The SEC (The Securities and Exchange Commission) has decided to regulate Initial Coin Offerings (ICO) in the same way as Initial Public Offerings (IPO) of traditional shares. Now, each organization using distributed ledger or blockchain technology that wants to offer and sell its own digital token in the US will be required to be registered.
After a closer study, the SEC issued an investigative report cautioning market participants that offers and sales of digital assets by "virtual" organizations are subject to the requirements of US federal securities laws.
Now, blockchain-based digital token issuers should be registered with regulators and those participating in unregistered offerings may be at risk of violating securities laws.

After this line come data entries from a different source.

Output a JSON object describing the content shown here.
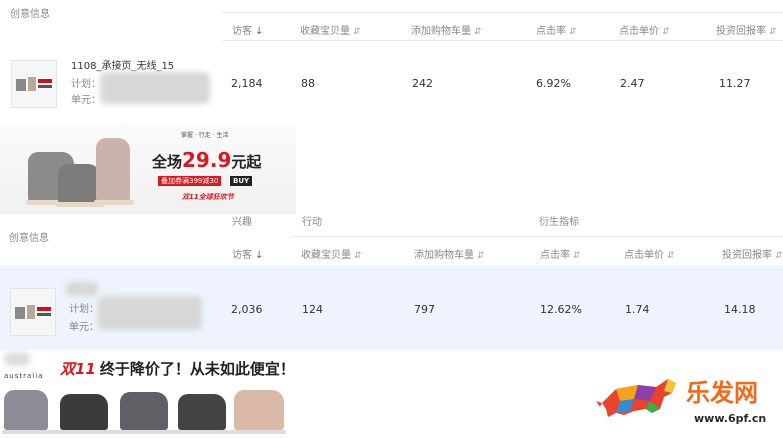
{
  "section1": {
    "creative_label": "创意信息",
    "columns": [
      {
        "label": "访客",
        "sort": "↓"
      },
      {
        "label": "收藏宝贝量",
        "sort": "⇵"
      },
      {
        "label": "添加购物车量",
        "sort": "⇵"
      },
      {
        "label": "点击率",
        "sort": "⇵"
      },
      {
        "label": "点击单价",
        "sort": "⇵"
      },
      {
        "label": "投资回报率",
        "sort": "⇵"
      }
    ],
    "row": {
      "name": "1108_承接页_无线_15",
      "plan_label": "计划：",
      "unit_label": "单元：",
      "values": [
        "2,184",
        "88",
        "242",
        "6.92%",
        "2.47",
        "11.27"
      ]
    }
  },
  "banner1": {
    "top_text": "掌握 · 行走 · 生活",
    "headline_prefix": "全场",
    "price": "29.9",
    "headline_suffix": "元起",
    "coupon": "叠加券满399减30",
    "buy": "BUY",
    "event": "双11全球狂欢节"
  },
  "section2": {
    "creative_label": "创意信息",
    "groups": [
      {
        "label": "兴趣"
      },
      {
        "label": "行动"
      },
      {
        "label": "衍生指标"
      }
    ],
    "columns": [
      {
        "label": "访客",
        "sort": "↓"
      },
      {
        "label": "收藏宝贝量",
        "sort": "⇵"
      },
      {
        "label": "添加购物车量",
        "sort": "⇵"
      },
      {
        "label": "点击率",
        "sort": "⇵"
      },
      {
        "label": "点击单价",
        "sort": "⇵"
      },
      {
        "label": "投资回报率",
        "sort": "⇵"
      }
    ],
    "row": {
      "plan_label": "计划：",
      "unit_label": "单元：",
      "values": [
        "2,036",
        "124",
        "797",
        "12.62%",
        "1.74",
        "14.18"
      ]
    }
  },
  "banner2": {
    "brand": "australia",
    "headline_red": "双11",
    "headline_black": "终于降价了！从未如此便宜！"
  },
  "watermark": {
    "site_name": "乐发网",
    "url": "www.6pf.cn"
  },
  "colors": {
    "accent_red": "#d71920",
    "row_highlight": "#eef3fd",
    "watermark_orange": "#f06a1a"
  }
}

According to the report issued on July 25, the SEC warns that:
“The federal securities laws apply to those who offer and sell securities in the United States, regardless whether the issuing entity is a traditional company or a decentralized autonomous organization, regardless whether those securities are purchased using U.S. dollars or virtual currencies, and regardless whether they are distributed in certificated form or through distributed ledger technology.”
The SEC has made this decision after an investigation of The DAO case for violation of securities laws with unregistered offers and sales of DAO Tokens in exchange for "Ether". The DAO was described as a crowdfunding project, but according to the SEC, did not meet the requirements of the Regulation Crowdfunding exemption.
According to the report, “the SEC's Report of Investigation found that tokens offered and sold by a "virtual" organization known as "The DAO" were securities and therefore subject to the federal securities laws. The Report confirms that issuers of distributed ledger or blockchain technology-based securities must register offers and sales of such securities unless a valid exemption applies.”